The boy Staufer had courage, and had his wits about him - he was destined for some kind of career in media. He was expelled from Dilworth because he called the tabloid newspaper the Sunday News.
“But first I had to find the phone number of Sunday News, and to do that, I had to go into the matron’s office and have a friend of mine keep her attention outside while I ripped the number out of her Yellow Pages.
“And then I went to the one phone in the school - it was like a public call box that we used to line up for to phone our mums and dads - and I crept in on a Monday night when I thought everyone was asleep.
“I got through to a journalist, and managed to say, ‘Hi, I’m calling from an Auckland boarding school and abuse is happening’. And then one of the abusers came in and slapped the phone down. The next day I was expelled. Which, of course, is what I wanted to happen.”
He was transferred to Onehunga College, and then Mt Roskill Grammar. He arrived at Mt Roskill with green hair. “This boy just comes up at the end of the assembly, and says, ‘You’re all right mate. I’ll look after you. Probably one of the luckiest days of my life.”
He has remained close life-long friends with Russell Crowe.
The question of his f***ed-upness preyed on his mind as the interview continued. “Maybe I’m unhinged because of being raped,” he said, apropos of something else entirely. “Maybe I’m crazy anyway.”
I asked, “How are you, Mark?”
He laughed, and said, “Can you be my new psychologist? I’m doing better. The actual involvement in this project had a overwhelming effect on me that I didn’t see coming. And I kind of feel humiliated about that. I thought I’d be stronger. I was thinking, like, you know, I’m kind of bulletproof. But the last six months or so have been really hard six months.”
I asked, “Are you in counselling?”
He said, “Yeah, yeah.”
I asked, “Are you planning to come back to New Zealand?”

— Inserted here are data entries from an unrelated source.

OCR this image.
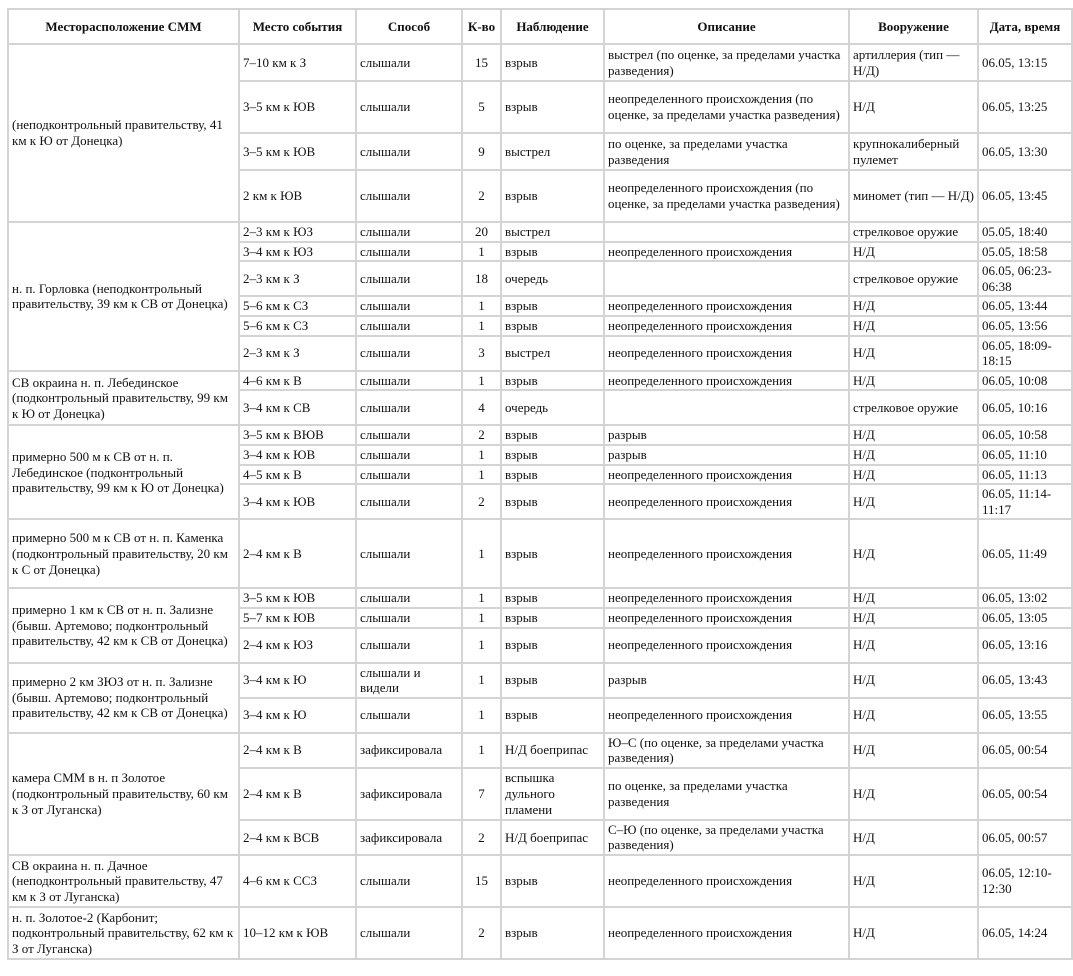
Месторасположение СММ	Место события	Способ	К-во	Наблюдение	Описание	Вооружение	Дата, время
(неподконтрольный правительству, 41 км к Ю от Донецка)	7–10 км к З	слышали	15	взрыв	выстрел (по оценке, за пределами участка разведения)	артиллерия (тип — Н/Д)	06.05, 13:15
	3–5 км к ЮВ	слышали	5	взрыв	неопределенного происхождения (по оценке, за пределами участка разведения)	Н/Д	06.05, 13:25
	3–5 км к ЮВ	слышали	9	выстрел	по оценке, за пределами участка разведения	крупнокалиберный пулемет	06.05, 13:30
	2 км к ЮВ	слышали	2	взрыв	неопределенного происхождения (по оценке, за пределами участка разведения)	миномет (тип — Н/Д)	06.05, 13:45
н. п. Горловка (неподконтрольный правительству, 39 км к СВ от Донецка)	2–3 км к ЮЗ	слышали	20	выстрел		стрелковое оружие	05.05, 18:40
	3–4 км к ЮЗ	слышали	1	взрыв	неопределенного происхождения	Н/Д	05.05, 18:58
	2–3 км к З	слышали	18	очередь		стрелковое оружие	06.05, 06:23-06:38
	5–6 км к СЗ	слышали	1	взрыв	неопределенного происхождения	Н/Д	06.05, 13:44
	5–6 км к СЗ	слышали	1	взрыв	неопределенного происхождения	Н/Д	06.05, 13:56
	2–3 км к З	слышали	3	выстрел	неопределенного происхождения	Н/Д	06.05, 18:09-18:15
СВ окраина н. п. Лебединское (подконтрольный правительству, 99 км к Ю от Донецка)	4–6 км к В	слышали	1	взрыв	неопределенного происхождения	Н/Д	06.05, 10:08
	3–4 км к СВ	слышали	4	очередь		стрелковое оружие	06.05, 10:16
примерно 500 м к СВ от н. п. Лебединское (подконтрольный правительству, 99 км к Ю от Донецка)	3–5 км к ВЮВ	слышали	2	взрыв	разрыв	Н/Д	06.05, 10:58
	3–4 км к ЮВ	слышали	1	взрыв	разрыв	Н/Д	06.05, 11:10
	4–5 км к В	слышали	1	взрыв	неопределенного происхождения	Н/Д	06.05, 11:13
	3–4 км к ЮВ	слышали	2	взрыв	неопределенного происхождения	Н/Д	06.05, 11:14-11:17
примерно 500 м к СВ от н. п. Каменка (подконтрольный правительству, 20 км к С от Донецка)	2–4 км к В	слышали	1	взрыв	неопределенного происхождения	Н/Д	06.05, 11:49
примерно 1 км к СВ от н. п. Зализне (бывш. Артемово; подконтрольный правительству, 42 км к СВ от Донецка)	3–5 км к ЮВ	слышали	1	взрыв	неопределенного происхождения	Н/Д	06.05, 13:02
	5–7 км к ЮВ	слышали	1	взрыв	неопределенного происхождения	Н/Д	06.05, 13:05
	2–4 км к ЮЗ	слышали	1	взрыв	неопределенного происхождения	Н/Д	06.05, 13:16
примерно 2 км ЗЮЗ от н. п. Зализне (бывш. Артемово; подконтрольный правительству, 42 км к СВ от Донецка)	3–4 км к Ю	слышали и видели	1	взрыв	разрыв	Н/Д	06.05, 13:43
	3–4 км к Ю	слышали	1	взрыв	неопределенного происхождения	Н/Д	06.05, 13:55
камера СММ в н. п Золотое (подконтрольный правительству, 60 км к З от Луганска)	2–4 км к В	зафиксировала	1	Н/Д боеприпас	Ю–С (по оценке, за пределами участка разведения)	Н/Д	06.05, 00:54
	2–4 км к В	зафиксировала	7	вспышка дульного пламени	по оценке, за пределами участка разведения	Н/Д	06.05, 00:54
	2–4 км к ВСВ	зафиксировала	2	Н/Д боеприпас	С–Ю (по оценке, за пределами участка разведения)	Н/Д	06.05, 00:57
СВ окраина н. п. Дачное (неподконтрольный правительству, 47 км к З от Луганска)	4–6 км к ССЗ	слышали	15	взрыв	неопределенного происхождения	Н/Д	06.05, 12:10-12:30
н. п. Золотое-2 (Карбонит; подконтрольный правительству, 62 км к З от Луганска)	10–12 км к ЮВ	слышали	2	взрыв	неопределенного происхождения	Н/Д	06.05, 14:24
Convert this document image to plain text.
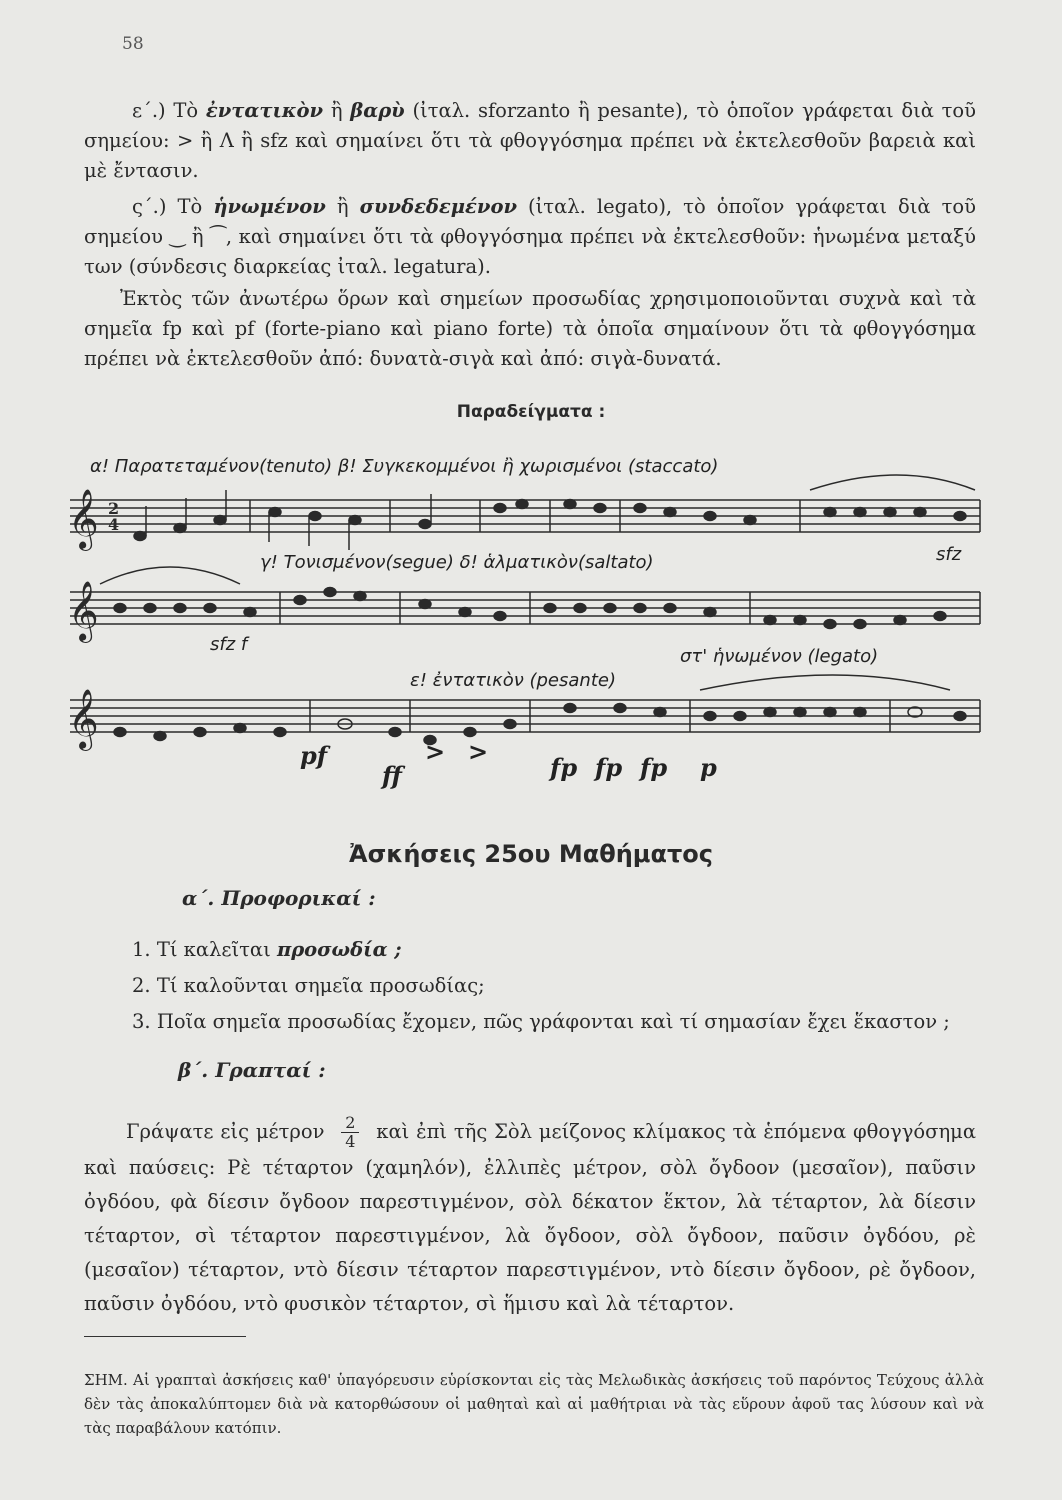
58
ε΄.) Τὸ ἐντατικὸν ἢ βαρὺ (ἰταλ. sforzanto ἢ pesante), τὸ ὁποῖον γράφεται διὰ τοῦ σημείου: > ἢ Λ ἢ sfz καὶ σημαίνει ὅτι τὰ φθογγόσημα πρέπει νὰ ἐκτελεσθοῦν βαρειὰ καὶ μὲ ἔντασιν.
ς΄.) Τὸ ἡνωμένον ἢ συνδεδεμένον (ἰταλ. legato), τὸ ὁποῖον γράφεται διὰ τοῦ σημείου ‿ ἢ ⁀, καὶ σημαίνει ὅτι τὰ φθογγόσημα πρέπει νὰ ἐκτελεσθοῦν: ἡνωμένα μεταξύ των (σύνδεσις διαρκείας ἰταλ. legatura).
Ἐκτὸς τῶν ἀνωτέρω ὅρων καὶ σημείων προσωδίας χρησιμοποιοῦνται συχνὰ καὶ τὰ σημεῖα fp καὶ pf (forte-piano καὶ piano forte) τὰ ὁποῖα σημαίνουν ὅτι τὰ φθογγόσημα πρέπει νὰ ἐκτελεσθοῦν ἀπό: δυνατὰ-σιγὰ καὶ ἀπό: σιγὰ-δυνατά.
Παραδείγματα :
𝄞
𝄞
𝄞
2
4
α! Παρατεταμένον(tenuto) β! Συγκεκομμένοι ἢ χωρισμένοι (staccato)
γ! Τονισμένον(segue) δ! ἁλματικὸν(saltato)	sfz
sfz f
στ' ἡνωμένον (legato)
ε! ἐντατικὸν (pesante)
pf
ff
> >
fp fp fp p
Ἀσκήσεις 25ου Μαθήματος
α΄. Προφορικαί :
1. Τί καλεῖται προσωδία ;
2. Τί καλοῦνται σημεῖα προσωδίας;
3. Ποῖα σημεῖα προσωδίας ἔχομεν, πῶς γράφονται καὶ τί σημασίαν ἔχει ἕκαστον ;
β΄. Γραπταί :
Γράψατε εἰς μέτρον $\frac{2}{4}$ καὶ ἐπὶ τῆς Σὸλ μείζονος κλίμακος τὰ ἑπόμενα φθογγόσημα καὶ παύσεις: Ρὲ τέταρτον (χαμηλόν), ἐλλιπὲς μέτρον, σὸλ ὄγδοον (μεσαῖον), παῦσιν ὀγδόου, φὰ δίεσιν ὄγδοον παρεστιγμένον, σὸλ δέκατον ἕκτον, λὰ τέταρτον, λὰ δίεσιν τέταρτον, σὶ τέταρτον παρεστιγμένον, λὰ ὄγδοον, σὸλ ὄγδοον, παῦσιν ὀγδόου, ρὲ (μεσαῖον) τέταρτον, ντὸ δίεσιν τέταρτον παρεστιγμένον, ντὸ δίεσιν ὄγδοον, ρὲ ὄγδοον, παῦσιν ὀγδόου, ντὸ φυσικὸν τέταρτον, σὶ ἥμισυ καὶ λὰ τέταρτον.
ΣΗΜ. Αἱ γραπταὶ ἀσκήσεις καθ' ὑπαγόρευσιν εὑρίσκονται εἰς τὰς Μελωδικὰς ἀσκήσεις τοῦ παρόντος Τεύχους ἀλλὰ δὲν τὰς ἀποκαλύπτομεν διὰ νὰ κατορθώσουν οἱ μαθηταὶ καὶ αἱ μαθήτριαι νὰ τὰς εὕρουν ἀφοῦ τας λύσουν καὶ νὰ τὰς παραβάλουν κατόπιν.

“I think I might come back to politics,” he said. “I’m really disappointed in the world at the moment. The idiots who are running things. Ukraine. Gaza. I mean, there’s an endless list of this shit. As for New Zealand, I think your former Prime Minister has harmed the country to a huge extent.”
He meant Dame Jacinda Ardern.
I asked, “Is there a particular party you have in mind?”
He said, “No. They’re all the same party, aren’t they, really? What have you got? Five of them? They’re all the same. No one’s looking after the people. No one’s thinking about the people.”
I asked, “Did you observe anything of the famous occupation of Parliament by anti-vax groups?”
“Yes, I did,” he said. “I watched it with a lot of interest. Not that you could get a lot of it on mainstream media. But I watched what I could, and it was kind of revolting. How she reacted to it.”
He meant Ardern.
I asked, “So the voice of those people is possibly the kind of voice you’re interested in?”
He said, “Very much so.”
I asked, “I wonder whether you’ve heard of a former broadcaster called Liz Gunn?”
He said, “She did the Covid stuff, right?”
I asked, “What do you make of her?”
“I think she’s quite gutsy,” said Mark Staufer, independent spirit, survivor of the worst things school can make a kid suffer, living his best possibly unhinged life.
The Lost Boys of Dilworth, TVNZ 1, Sunday, April 14, 8.30pm.